Menemani Mama untuk melihat tanah leluhur di Naku, Ambon. Menelisik asal-usul darahnya, yaitu fam Gaspersz yang konon berasal dari sana. Bukanlah hal yang mudah karena hanya bermodalkan foto hitam putih opa yang mungkin dicetak tahun 40an.
Terlalu muluk untuk menemukan saudara disana, karena Opa mungkin telah meninggalkan Naku sejak puluhan tahun lalu. Dan mungkin orang yang kenal dengannya sudah lama mangkat. Sehingga realistisnya kami ke sana hanya untuk menengok tanah leluhur. Itu saja.
Bertanya warga ke sana-sini akhirnya kami disarankan bertemu dengan Mathius (semoga tidak salah menulis), seorang sesepuh yang mungkin bisa tahu seluk-beluk Opa. Rumahnya begitu cantik dan sederhana. Ketika kami datang, ia sedang mengurusi ayamnya yang lusinan itu. Kami dipersilakan masuk.
Opa Mathius berbicara banyak sekali. Sebagai salah satu sesepuh Gaspersz ia menjelaskan banyak hal tentang struktur, kerajaan, dan orang-orang penting dalam fam Gaspersz. Sayangnya, ia yang berumur 70tahunan ini lahir di tahun 40an. Ia tidak mengingat Opa yang mungkin sudah menjadi tentara dan meninggalkan Naku.
Tidak ada yang tidak sia-sia. Kami sangat beruntung berada di Naku yang tinggi ini. Berada di ujung selatan Kota Ambon. Sekitar satu jam naik terus ke perbukitan Kota Ambon. Kami melihat kepuasan visual. Pemandangan indah seperti negeri di atas awan. Jalan setapak bersih dan gereja tua yang berdiri kokoh. Bersih tanpa sampah. Lebih indah dengan bebungaan disamping kiri-kanan.

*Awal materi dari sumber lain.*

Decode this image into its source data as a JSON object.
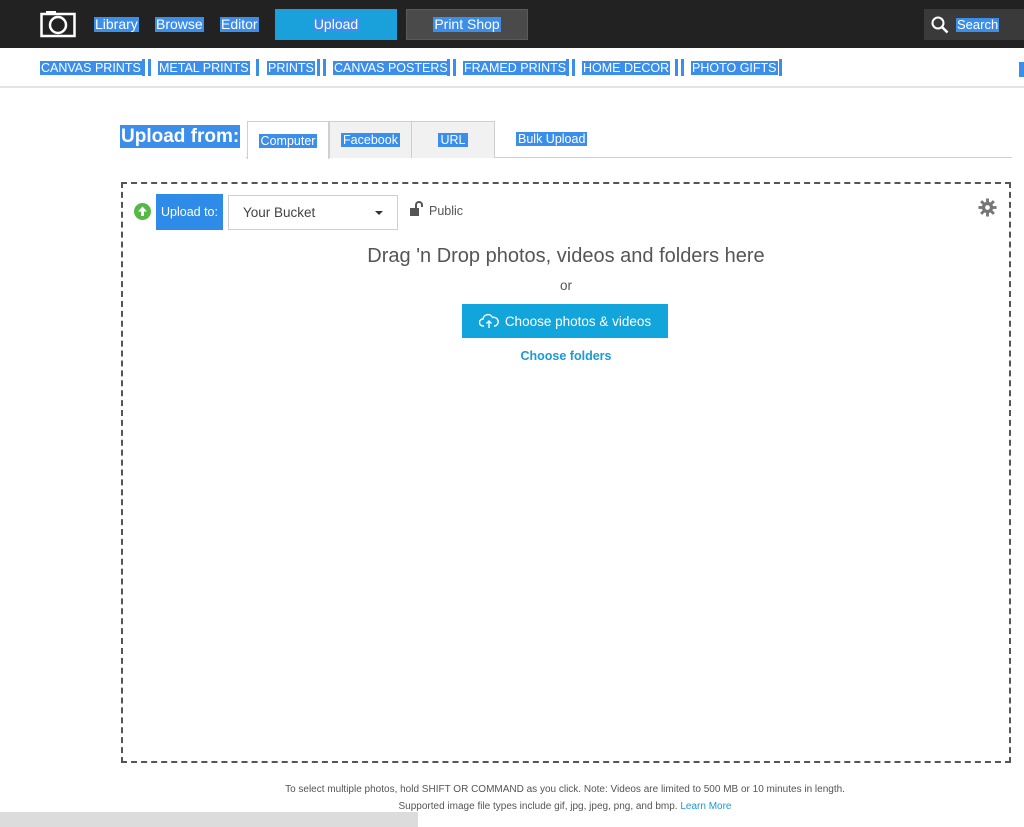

Keindahan alam makin lengkap dengan keindahan orang-orang didalamnya. Masyarakat Ambon yang ramah dan murah senyum selalu menyapa kami disana. Orang-orang yang berada di-“dalam” tapi tidak “udik”. Mereka ramah dan necis. Seperti orang kota yang memiliki selera tinggi dan memang menginginkan tinggal di dataran tinggi Naku. Dengan mengangkat kepala saya bangga, walaupun hanya kebagian tidak sampai separuh darah : di sinilah ada salah satu nenek moyangku lahir.